Years ago I worked at McDonald’s. Senior citizens were entitled to a free coffee with each visit, and we (as cashiers) always recorded it on the register, but you’d push the “promo” button to zero out the price. Same thing if someone was given free food for any reason (e.g. customer complaint): it was always entered on the register. Official coupon promotions that offered free or discounted food were handled with separate register programming.

Back in those days (1980s) McDonald’s restaurants kept a supply of ready-to-eat hot food in the “bin”, with timers so the bin manager knew when to discard old food. They’d always record how much food went in the trash. Bottom line, McDonald’s was pretty fastidious about keeping track of how much food they were giving away or throwing away. I think maybe the only losses they didn’t keep track of were when food items were accidentally dropped on the floor (before or after being prepped).

That’s a big part of buying/selling. Anytime you run out of something, you have to ask yourself how many sales you missed.

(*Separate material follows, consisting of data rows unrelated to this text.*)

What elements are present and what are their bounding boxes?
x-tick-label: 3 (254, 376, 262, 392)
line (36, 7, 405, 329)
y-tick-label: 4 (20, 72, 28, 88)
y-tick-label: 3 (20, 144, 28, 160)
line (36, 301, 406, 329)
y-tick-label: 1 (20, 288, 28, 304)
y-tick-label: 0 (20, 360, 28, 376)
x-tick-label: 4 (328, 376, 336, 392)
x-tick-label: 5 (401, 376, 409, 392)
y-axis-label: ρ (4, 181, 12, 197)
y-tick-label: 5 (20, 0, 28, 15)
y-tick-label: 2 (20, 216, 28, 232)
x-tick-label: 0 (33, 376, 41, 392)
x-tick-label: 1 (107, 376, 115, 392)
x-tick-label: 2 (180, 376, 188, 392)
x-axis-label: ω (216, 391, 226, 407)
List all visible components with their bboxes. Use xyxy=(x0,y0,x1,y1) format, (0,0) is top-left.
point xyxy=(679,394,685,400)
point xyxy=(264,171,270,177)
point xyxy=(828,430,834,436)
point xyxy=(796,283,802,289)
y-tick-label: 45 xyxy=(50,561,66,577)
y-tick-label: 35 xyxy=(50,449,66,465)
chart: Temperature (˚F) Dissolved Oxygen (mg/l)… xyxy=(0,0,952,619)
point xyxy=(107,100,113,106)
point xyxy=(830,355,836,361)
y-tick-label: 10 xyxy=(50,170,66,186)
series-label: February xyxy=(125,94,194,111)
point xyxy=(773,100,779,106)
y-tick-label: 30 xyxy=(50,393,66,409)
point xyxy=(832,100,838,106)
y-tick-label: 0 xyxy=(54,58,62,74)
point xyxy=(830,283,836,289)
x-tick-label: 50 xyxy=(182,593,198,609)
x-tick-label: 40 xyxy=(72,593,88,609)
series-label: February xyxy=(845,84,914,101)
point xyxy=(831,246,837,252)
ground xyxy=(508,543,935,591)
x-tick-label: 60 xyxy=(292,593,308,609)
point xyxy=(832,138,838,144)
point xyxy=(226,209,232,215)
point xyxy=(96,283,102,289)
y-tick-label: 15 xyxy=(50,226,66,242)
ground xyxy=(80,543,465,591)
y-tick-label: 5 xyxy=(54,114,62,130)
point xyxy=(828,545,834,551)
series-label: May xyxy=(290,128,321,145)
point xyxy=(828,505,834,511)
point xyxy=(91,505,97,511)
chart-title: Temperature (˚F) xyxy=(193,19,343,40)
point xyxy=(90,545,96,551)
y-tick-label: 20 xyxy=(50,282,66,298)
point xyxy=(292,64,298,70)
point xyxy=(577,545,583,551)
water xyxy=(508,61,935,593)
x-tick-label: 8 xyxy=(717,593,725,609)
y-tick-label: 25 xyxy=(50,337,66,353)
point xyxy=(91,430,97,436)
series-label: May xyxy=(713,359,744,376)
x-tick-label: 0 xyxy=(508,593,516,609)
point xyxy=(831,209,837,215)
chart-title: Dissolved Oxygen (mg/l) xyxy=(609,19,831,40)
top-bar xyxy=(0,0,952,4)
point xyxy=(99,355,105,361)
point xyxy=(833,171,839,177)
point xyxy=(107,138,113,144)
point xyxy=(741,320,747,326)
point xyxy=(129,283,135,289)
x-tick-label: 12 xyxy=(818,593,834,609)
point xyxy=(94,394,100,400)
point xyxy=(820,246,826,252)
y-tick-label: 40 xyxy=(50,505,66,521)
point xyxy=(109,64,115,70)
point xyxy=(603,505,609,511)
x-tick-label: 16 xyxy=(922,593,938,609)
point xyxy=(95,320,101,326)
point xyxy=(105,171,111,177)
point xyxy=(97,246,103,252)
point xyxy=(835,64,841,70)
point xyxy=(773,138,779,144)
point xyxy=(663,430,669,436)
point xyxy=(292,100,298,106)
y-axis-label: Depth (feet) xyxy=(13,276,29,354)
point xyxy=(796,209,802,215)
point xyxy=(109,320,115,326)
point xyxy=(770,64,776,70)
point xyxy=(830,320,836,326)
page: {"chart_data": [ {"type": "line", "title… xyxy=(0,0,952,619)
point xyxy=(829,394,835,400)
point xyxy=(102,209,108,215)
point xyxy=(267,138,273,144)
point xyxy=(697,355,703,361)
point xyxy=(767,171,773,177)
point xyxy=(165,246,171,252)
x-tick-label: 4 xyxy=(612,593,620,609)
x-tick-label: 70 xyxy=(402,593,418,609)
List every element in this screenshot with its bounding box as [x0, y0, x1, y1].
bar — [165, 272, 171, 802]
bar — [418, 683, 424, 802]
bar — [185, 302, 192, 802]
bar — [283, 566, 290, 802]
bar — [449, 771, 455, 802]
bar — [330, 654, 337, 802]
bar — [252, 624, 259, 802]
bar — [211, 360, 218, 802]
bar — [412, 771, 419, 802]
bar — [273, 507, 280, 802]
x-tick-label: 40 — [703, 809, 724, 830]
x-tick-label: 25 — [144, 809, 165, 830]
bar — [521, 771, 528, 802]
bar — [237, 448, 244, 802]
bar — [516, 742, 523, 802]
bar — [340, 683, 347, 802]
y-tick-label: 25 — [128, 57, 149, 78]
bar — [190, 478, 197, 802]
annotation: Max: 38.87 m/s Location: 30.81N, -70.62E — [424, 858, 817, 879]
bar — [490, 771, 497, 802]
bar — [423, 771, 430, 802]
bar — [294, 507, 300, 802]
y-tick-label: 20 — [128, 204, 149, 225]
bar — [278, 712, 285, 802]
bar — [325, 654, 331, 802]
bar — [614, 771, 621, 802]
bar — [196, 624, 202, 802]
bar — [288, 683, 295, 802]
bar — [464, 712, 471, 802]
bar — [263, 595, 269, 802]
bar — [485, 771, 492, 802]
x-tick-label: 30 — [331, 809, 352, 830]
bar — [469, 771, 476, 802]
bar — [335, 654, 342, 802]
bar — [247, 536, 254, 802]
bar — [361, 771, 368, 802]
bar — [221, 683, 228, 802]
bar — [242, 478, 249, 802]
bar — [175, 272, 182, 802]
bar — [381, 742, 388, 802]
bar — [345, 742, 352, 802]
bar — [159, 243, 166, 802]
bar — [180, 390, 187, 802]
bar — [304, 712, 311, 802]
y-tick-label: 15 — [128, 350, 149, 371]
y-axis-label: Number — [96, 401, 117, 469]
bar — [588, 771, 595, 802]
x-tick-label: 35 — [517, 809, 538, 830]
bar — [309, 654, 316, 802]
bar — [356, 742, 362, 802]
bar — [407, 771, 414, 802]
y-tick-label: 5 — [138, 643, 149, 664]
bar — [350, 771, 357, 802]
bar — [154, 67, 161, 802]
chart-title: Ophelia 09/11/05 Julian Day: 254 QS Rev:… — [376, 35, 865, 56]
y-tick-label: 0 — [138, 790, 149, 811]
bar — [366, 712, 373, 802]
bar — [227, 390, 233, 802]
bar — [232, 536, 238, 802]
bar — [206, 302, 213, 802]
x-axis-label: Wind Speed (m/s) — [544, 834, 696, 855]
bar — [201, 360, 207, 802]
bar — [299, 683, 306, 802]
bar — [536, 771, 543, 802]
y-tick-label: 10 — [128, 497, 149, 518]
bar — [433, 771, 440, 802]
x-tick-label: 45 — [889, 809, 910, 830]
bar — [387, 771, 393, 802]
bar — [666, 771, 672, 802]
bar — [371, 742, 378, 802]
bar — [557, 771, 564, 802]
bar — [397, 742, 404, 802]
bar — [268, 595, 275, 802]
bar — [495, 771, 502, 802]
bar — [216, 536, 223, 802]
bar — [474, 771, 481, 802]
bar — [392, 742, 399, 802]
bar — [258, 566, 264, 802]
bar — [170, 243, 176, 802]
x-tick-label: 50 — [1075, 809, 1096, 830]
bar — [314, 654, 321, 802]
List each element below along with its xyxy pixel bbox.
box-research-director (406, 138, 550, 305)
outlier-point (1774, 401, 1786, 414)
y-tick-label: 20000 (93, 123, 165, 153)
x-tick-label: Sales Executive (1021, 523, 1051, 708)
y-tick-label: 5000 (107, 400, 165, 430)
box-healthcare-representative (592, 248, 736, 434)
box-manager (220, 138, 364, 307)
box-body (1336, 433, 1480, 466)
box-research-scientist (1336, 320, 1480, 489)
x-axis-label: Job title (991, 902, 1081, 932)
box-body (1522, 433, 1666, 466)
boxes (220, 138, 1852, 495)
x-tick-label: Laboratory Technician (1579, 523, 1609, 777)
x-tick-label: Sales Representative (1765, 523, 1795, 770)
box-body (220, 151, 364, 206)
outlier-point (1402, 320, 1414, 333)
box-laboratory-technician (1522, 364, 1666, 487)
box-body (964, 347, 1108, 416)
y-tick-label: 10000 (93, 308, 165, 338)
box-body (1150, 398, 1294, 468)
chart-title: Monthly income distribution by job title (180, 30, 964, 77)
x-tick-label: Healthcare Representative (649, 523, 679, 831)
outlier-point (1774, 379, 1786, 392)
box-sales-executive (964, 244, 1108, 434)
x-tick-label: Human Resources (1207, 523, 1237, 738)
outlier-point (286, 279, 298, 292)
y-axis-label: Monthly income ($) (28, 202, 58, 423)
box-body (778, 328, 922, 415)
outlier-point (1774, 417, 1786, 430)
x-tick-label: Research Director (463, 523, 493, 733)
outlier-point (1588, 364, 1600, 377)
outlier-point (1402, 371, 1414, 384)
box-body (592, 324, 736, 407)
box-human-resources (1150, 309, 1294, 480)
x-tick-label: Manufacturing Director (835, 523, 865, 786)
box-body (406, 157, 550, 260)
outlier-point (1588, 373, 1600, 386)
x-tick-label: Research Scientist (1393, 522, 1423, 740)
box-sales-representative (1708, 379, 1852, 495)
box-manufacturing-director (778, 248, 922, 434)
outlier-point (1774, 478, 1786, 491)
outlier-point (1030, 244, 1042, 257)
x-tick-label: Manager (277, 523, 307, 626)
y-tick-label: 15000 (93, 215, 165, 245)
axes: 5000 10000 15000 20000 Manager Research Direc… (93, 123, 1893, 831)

In the watermelon example, what they should be doing is buying 100 watermelons and figuring the price as if they bought 88 (to account for 12 not being sold based on historical data). So instead of saying that they each cost $1.00, you figure they each cost $1.15 and sell them for $5.75 instead of $5.00.
Doing that brings the profit to $406. In the original example with the original prices, the profit would have been $400 if all 100 were sold.
Now, with our new prices, if we sell the rest it’s an extra $70 on top of everything else.
Of course, this doesn’t take into consideration that you’ll lose some sales to the other farmer that’s selling them for $4.00.